具体的には、見直し時期をいつにするかをチームで事前に決めておきます。
そして、決めたタイミングで配信効果をチェックし、改善できる箇所を探しましょう。
PDCAサイクルを円滑に回すことで、ディスプレイ広告の運用効果を高められます。
ディスプレイ広告に必要な費用感
最後に、ディスプレイ広告の運用に必要な費用感について解説します。
ディスプレイ広告は数種類の課金形態があり、課金形態によって相場も異なります。
課金形態の違いを押さえ、必要な費用感を把握しましょう。
ディスプレイ広告の費用相場
前述しましたが、ディスプレイ広告の課金形態で代表的なものは下記の2つです。
- インプレッション課金(1,000回表示ごとに課金)
- クリック課金(1クリックされるごとに課金)
インプレッション課金は、1配信あたり0.1円ほどです。
仮に100万回表示されれば、10万円ほどの費用が発生します。
クリック課金の場合、クリック単価は100円ほどです(キーワードによって大きく異なる)。
仮に1000回クリックされた場合、発生する費用は10万円ほどとなります。
バナー素材の費用相場
配信枠によりますが、ディスプレイ広告の配信に必要となるバナー素材は、複数サイズの展開が必要となります。
具体的には、サイズ別で4〜8種類ほどの展開が必要です。
4〜8種類のバナー画像をデザイン依頼した場合の相場感は、5〜10万円ほどです。
運用費以外でかかってくる予算の落とし穴
ディスプレイ広告は、広告運用費以外にも費用が発生する可能性があります。
ここを理解しておかないと「利益を残せると思ったけど、想定よりも経費が高くなってしまった」となりかねません。
陥ってしまいがちな予算の落とし穴ですが、大きく分けて下記の2つがあります。
- バナー素材は一度作れば終わりではない
- 運用代行費が外付けの代理店もある
ユーザーは同じ見た目の広告に慣れていくため、配信回数を経るごとにクリック率が悪化します。
そのため、A/Bテストで2種類を用意したり、配信結果からバナーを変えたりして対策する必要があるのです。

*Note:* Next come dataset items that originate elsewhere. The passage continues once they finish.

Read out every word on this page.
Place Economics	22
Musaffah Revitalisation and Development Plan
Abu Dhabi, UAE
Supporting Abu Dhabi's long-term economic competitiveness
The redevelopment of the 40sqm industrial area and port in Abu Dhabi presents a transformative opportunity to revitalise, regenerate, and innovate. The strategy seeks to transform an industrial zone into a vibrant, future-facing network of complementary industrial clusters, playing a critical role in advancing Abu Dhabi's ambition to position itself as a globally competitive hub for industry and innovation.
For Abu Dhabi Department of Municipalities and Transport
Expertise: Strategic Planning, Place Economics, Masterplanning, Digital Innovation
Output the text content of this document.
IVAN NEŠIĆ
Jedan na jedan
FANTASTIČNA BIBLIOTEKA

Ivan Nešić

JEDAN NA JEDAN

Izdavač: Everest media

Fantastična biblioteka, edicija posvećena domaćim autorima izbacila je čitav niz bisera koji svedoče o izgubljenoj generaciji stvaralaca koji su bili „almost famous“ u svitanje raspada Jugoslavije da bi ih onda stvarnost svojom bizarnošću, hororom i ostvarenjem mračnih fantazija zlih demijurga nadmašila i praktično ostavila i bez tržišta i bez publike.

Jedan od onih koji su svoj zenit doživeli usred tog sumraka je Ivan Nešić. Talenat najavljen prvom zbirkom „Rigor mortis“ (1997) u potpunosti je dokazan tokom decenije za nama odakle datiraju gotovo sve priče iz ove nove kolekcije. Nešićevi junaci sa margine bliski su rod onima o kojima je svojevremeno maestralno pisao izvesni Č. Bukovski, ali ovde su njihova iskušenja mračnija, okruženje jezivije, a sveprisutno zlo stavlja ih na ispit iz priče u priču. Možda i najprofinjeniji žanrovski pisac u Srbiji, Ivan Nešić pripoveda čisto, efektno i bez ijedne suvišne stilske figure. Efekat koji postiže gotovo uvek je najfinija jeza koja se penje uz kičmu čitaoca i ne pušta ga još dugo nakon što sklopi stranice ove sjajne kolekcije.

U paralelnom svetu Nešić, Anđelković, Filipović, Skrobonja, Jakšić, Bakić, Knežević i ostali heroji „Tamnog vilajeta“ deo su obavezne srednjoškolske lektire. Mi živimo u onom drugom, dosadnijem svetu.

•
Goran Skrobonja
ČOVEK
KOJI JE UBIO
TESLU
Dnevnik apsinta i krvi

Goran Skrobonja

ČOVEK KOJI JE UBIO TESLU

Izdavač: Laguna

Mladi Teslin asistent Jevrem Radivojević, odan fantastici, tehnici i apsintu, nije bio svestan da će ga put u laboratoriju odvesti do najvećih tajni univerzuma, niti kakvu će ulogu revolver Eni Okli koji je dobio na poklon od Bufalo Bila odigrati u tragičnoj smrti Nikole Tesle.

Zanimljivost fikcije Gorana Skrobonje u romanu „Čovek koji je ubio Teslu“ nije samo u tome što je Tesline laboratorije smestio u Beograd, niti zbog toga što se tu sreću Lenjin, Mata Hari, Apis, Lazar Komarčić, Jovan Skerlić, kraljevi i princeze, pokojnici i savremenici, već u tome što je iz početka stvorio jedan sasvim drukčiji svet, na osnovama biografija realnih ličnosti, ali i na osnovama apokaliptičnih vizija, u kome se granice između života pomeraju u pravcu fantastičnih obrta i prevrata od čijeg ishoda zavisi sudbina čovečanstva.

初回で制作した4〜8種類のバナー素材だけで収まらないケースは、多々あります。
意外とここが意識から抜けてしまう方が多いので、注意しましょう。
運用を委託する場合、運用費のなかに運用マージンが含まれる会社も多いですが、運用代行費を外付け請求としている会社もあります。
その際に「100万円の広告予算で計算していたが、実際の請求は120万円だった」ということがあります。
上記2点に注意し、予算組みをしていきましょう。
ディスプレイ広告のまとめ
ディスプレイ広告の基礎知識や効果的な運用方法などを解説しました。
ディスプレイ広告は検索型広告と違って、潜在層に届く広告です。
安価な配信単価で、数多くのリーチ数が見込める点が魅力です。
一方で、広告の設計と制作の難易度が高いデメリットがあります。
効果的なディスプレイ広告を制作するには、デザイン、コピー、クリエイティブな要素を組み合わせる必要があります。
配信設定をするうえで予算の落とし穴にも注意しつつ、定期的に広告効果を見直し、ディスプレイ広告を効果的に運用しましょう。